Supervisor Elham AbolFateh
Editor in Chief Mohamed Wadie

Netflix Sued for $5M over False Claim in 'Queen's Gambit'


Fri 17 Sep 2021 | 06:35 PM
Omnia Ahmed

Former chess champion Nona Gaprindashvili said, Friday, she is suing Netflix bosses for $5 million over false information in "The Queen's Gambit".

The 80-year-old Soviet star filed a defamation suit regarding a “manifestly false” piece of dialogue in the show. Gaprindashvili is seeking at least $5 million (£3.6 million) in actual damages plus more in punitive damages, according to The Hollywood Reporter.

The former champion is objecting to a commentator’s claim in the hit streaming series’ final episode that fictional game whiz Beth Harmon, played by Anya Taylor-Joy, was the first female world champion who ever competed against men.

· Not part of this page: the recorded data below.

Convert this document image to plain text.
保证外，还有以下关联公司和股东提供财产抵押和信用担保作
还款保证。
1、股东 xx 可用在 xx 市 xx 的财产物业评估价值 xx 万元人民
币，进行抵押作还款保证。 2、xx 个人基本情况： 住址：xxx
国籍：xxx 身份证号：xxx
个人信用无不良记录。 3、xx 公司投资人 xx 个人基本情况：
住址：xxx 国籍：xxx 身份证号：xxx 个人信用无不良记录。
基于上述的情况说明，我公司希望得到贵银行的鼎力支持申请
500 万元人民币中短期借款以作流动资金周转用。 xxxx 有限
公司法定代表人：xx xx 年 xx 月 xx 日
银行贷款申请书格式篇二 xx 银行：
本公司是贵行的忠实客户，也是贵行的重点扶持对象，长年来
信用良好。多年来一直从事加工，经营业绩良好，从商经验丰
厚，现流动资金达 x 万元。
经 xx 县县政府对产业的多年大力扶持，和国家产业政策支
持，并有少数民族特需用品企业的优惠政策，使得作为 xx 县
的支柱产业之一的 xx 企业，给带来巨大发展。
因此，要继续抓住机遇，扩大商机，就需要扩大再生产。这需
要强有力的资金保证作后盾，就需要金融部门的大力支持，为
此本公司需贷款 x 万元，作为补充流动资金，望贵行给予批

In the last episode of The Queen’s Gambit, a fictional chess commentator makes a comment about the show star Beth Harmon as she plays in the Moscow Invitational: “The only unusual thing about her, really, is her sex, and even that’s not unique in Russia—there’s Nona Gaprindashvili, but she’s the female world champion and has never faced men.”

In the suit, Nona writes: “The allegation that Gaprindashvili ‘has never faced men’ is manifestly false, as well as being grossly sexist and belittling."

“Netflix brazenly and deliberately lied about Gaprindashvili’s achievements for the cheap and cynical purpose of ‘heightening the drama’ by making it appear that its fictional hero had managed to do what no other woman, including Gaprindashvili, had done," she added.

By 1968, when the episode is set, Gaprindashvili had competed against at least 59 male chess players including 10 Grandmasters, according to the lawsuit.

In this sense, the suit argues that Netflix was well aware of these facts, having hired “two of the world’s leading chess authorities as consultants.”

She also takes offence at being called a “Russian” when she is from Georgia, which was under Soviet rule from 1921 to 1991.

“Piling on additional insult to injury, Netflix described Gaprindashvili as Russian, despite knowing that she was Georgian, and that Georgians had suffered under Russian domination when part of the Soviet Union, and had been bullied and invaded by Russia thereafter,” the suit continues.

Gaprindashvili, the suit alleged, contacted Netflix after the series was released, asking that the inaccuracy be publicly corrected with a retraction and apology. Nonetheless, the streaming service declined to do so, calling the line of dialogue “innocuous.”

Meanwhile, a Netflix spokesperson has revealed company bosses will contest the suit, sharing in a statement: “Netflix has only the utmost respect for Ms. Gaprindashvili and her illustrious career, but we believe this claim has no merit and will vigorously defend the case.”